The retail industry suffered during 2009, with more than a third of the world’s top retailers endured declining sales over the year, according to the latest Deloitte figures.
Deloitte Touche Tohmatsu’s 2011 Global Powers of Retailing report said that 90 companies suffered declining sales in 2010, up from about one-quarter in 2008, while for the whole group, sales-weighted, currency-adjusted retail sales rose just 1.3%, as it said deleveraging by consumers and and slow growth of credit continued to “plague the industry”.
However, it said that profitability showed a marked improvement on the previous year as retailers “tightened their belts in anticipation of slowing sales”. On a composite basis, net profit margin rose to 3.1% against 2.4% in 2008.
Deloitte said that retailers of food and other FMCG goods once again gained ground among the global Top 250. it said that despite sluggish composite retail sales growth in the sector, it accounted for more than half of Top 250 companies and more than two-thirds of Top 250 sales. It added that the bottom line for this “historically low-margin sector” improved to 2.5% from a composite net profit margin of 2.2% in 2008.
While the top 10 FMCG retailers remained “fairly stable” during 2009, there was some movement around the bottom of the Top 10, with Auchan falling away on the back of stagnant sales, and US drugstores creeping up the rankings with Walgreens into 8, and CVS Caremark becoming a top 10 retailer.
While Wal-Mart remained the leading retailer in the world, Tesco climbed back up to third place from fourth, Schwarz Group and Kroger climbed up a place, while Costco jumped two places into sixth place.
Sales declined for four of the Top 10 retailers – Carrefour, Metro, Costco and Home Depot, while three others had sales growth of 1% or less. Tesco and hard discounters Schwarz Group and Aldi were the only Top 10 companies to outpace the Top 250s 1.3% composite growth rate.
Profitability in the Top 10 retailers lagged behind the rest of the group, with the eight companies that disclosed their bottom-lines, they generated a “composite net profit margin of 2.6%, compared with 3.1% for the top 250 as a whole”.

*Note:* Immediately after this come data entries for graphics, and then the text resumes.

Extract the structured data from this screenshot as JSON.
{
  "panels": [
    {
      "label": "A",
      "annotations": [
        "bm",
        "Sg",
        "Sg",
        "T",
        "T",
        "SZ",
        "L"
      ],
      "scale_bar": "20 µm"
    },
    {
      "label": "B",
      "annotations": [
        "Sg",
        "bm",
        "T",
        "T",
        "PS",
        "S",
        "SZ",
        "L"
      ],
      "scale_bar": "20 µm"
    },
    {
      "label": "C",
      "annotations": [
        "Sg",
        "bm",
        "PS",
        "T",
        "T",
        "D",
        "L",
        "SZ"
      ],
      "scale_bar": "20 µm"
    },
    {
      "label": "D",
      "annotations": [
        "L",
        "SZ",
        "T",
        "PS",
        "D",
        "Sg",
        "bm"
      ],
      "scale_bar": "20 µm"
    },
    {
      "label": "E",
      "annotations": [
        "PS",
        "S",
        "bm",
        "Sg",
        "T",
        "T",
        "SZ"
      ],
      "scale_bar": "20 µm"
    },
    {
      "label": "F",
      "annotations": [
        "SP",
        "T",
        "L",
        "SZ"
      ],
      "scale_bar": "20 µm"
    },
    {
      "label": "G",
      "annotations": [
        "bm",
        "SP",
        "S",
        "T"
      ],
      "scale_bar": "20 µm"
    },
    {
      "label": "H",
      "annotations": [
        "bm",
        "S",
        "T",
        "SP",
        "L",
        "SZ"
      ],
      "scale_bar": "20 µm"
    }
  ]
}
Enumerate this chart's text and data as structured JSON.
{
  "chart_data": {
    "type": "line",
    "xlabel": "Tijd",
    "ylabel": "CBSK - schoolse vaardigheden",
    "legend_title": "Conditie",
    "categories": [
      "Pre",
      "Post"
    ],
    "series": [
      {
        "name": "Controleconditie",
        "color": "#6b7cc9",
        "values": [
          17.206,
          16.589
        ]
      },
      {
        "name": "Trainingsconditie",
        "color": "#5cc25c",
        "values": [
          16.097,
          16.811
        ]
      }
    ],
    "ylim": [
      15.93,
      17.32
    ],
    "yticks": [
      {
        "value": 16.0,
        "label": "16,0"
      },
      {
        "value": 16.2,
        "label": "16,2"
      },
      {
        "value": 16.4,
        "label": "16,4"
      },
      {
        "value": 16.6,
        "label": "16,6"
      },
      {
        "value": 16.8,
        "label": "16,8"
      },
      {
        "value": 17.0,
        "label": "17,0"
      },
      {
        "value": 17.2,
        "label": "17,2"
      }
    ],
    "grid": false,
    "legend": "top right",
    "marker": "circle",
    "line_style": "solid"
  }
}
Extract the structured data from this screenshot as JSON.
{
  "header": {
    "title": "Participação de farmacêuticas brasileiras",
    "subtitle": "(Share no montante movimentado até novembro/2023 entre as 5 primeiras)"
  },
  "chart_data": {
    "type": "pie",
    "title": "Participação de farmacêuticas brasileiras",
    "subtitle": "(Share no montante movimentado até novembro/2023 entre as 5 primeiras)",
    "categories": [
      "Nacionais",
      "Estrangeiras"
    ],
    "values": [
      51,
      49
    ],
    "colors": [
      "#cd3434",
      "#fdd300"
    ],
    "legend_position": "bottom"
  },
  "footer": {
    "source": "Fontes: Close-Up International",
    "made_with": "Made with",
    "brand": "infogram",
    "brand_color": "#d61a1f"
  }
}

The report found that European retailers are the most international, with more than one-third of their 2009 sales from outside their home country. For Top 250 retailers in Germany and France, foreign operations generated more than 40% of overall sales. Only around 20% of the European retailers were single-country operators in 2009, compared with more than 40% for the Top 250 overall.